Solov'Ëv (Solovyov), Vladimir Sergeevich(1853–1900)
Vladimir Sergeevich Solov'ëv was a Russian philosopher, poet, polemical essayist, and literary critic. His father, S. M. Solov'ëv, was an eminent historian and professor at Moscow University.
After graduating in 1873 from the historico-philological department of Moscow University, Solov'ëv studied for a year at the Moscow Theological Academy. In 1874 he defended his master's dissertation, Krizis zapadnoi filosofii. Protiv pozitivistov (The crisis of western philosophy: Against positivists) and was elected a docent of philosophy at Moscow University. During 1875–1876 he conducted research at the British Library, where he concentrated on mystical and Gnostic literature, including Jakob Boehme, Paracelsus, Emanuel Swedenborg, and the kabbalah.

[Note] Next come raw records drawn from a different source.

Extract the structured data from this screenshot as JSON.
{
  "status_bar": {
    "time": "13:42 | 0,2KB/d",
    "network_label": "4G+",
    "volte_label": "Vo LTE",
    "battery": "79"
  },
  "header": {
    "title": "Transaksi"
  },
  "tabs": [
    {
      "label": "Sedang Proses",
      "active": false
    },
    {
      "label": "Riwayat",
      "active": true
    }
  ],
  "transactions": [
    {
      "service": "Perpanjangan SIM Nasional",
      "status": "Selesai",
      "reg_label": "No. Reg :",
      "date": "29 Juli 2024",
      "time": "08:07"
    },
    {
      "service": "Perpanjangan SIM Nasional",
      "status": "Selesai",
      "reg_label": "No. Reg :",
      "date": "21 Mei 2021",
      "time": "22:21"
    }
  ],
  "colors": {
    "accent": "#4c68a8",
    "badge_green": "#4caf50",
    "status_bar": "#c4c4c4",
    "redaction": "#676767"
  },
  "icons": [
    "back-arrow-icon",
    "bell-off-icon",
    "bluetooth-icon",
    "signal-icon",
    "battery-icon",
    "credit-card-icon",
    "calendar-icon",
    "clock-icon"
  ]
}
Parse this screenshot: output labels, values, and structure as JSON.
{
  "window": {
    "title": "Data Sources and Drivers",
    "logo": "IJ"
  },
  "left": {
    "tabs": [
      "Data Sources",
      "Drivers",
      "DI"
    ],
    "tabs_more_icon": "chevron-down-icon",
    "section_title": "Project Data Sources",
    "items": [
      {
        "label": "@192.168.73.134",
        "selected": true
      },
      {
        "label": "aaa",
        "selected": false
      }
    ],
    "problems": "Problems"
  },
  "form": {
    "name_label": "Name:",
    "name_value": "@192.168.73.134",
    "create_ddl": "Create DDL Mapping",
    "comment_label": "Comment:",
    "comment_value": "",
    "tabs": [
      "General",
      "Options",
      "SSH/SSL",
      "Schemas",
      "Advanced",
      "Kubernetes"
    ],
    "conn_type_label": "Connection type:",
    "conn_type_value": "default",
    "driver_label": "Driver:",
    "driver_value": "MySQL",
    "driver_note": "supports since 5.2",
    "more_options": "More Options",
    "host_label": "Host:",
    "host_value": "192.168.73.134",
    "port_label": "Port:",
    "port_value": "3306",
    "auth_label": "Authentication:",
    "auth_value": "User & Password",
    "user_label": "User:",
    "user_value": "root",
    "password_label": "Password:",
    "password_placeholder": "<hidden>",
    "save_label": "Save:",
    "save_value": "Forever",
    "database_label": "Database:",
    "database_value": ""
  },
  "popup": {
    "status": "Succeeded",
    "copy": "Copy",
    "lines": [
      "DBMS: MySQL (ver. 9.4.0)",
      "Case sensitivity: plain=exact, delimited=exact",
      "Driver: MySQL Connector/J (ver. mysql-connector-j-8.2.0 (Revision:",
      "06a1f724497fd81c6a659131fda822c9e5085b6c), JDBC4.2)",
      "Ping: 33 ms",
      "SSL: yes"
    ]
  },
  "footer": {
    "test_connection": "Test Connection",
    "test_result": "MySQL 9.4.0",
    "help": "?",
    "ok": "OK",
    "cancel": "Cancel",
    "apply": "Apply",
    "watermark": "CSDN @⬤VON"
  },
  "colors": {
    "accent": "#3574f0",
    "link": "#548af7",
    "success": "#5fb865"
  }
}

Having a poetic and impressionable nature, Solov'ëv apparently possessed mediumistic gifts. Several times he had visions of Sophia, or the Eternal Feminine; he tells about one such vision, which he had in Egypt in 1875, in his poem "Three Meetings." After his return to Russia, he resumed lecturing at Moscow University; but in 1877, because of conflicts among the professors, he left the university and went to Petersburg to serve on the Scholarly Committee of the Ministry of National Education, meanwhile giving lectures at Petersburg University and at the Higher Courses for Women.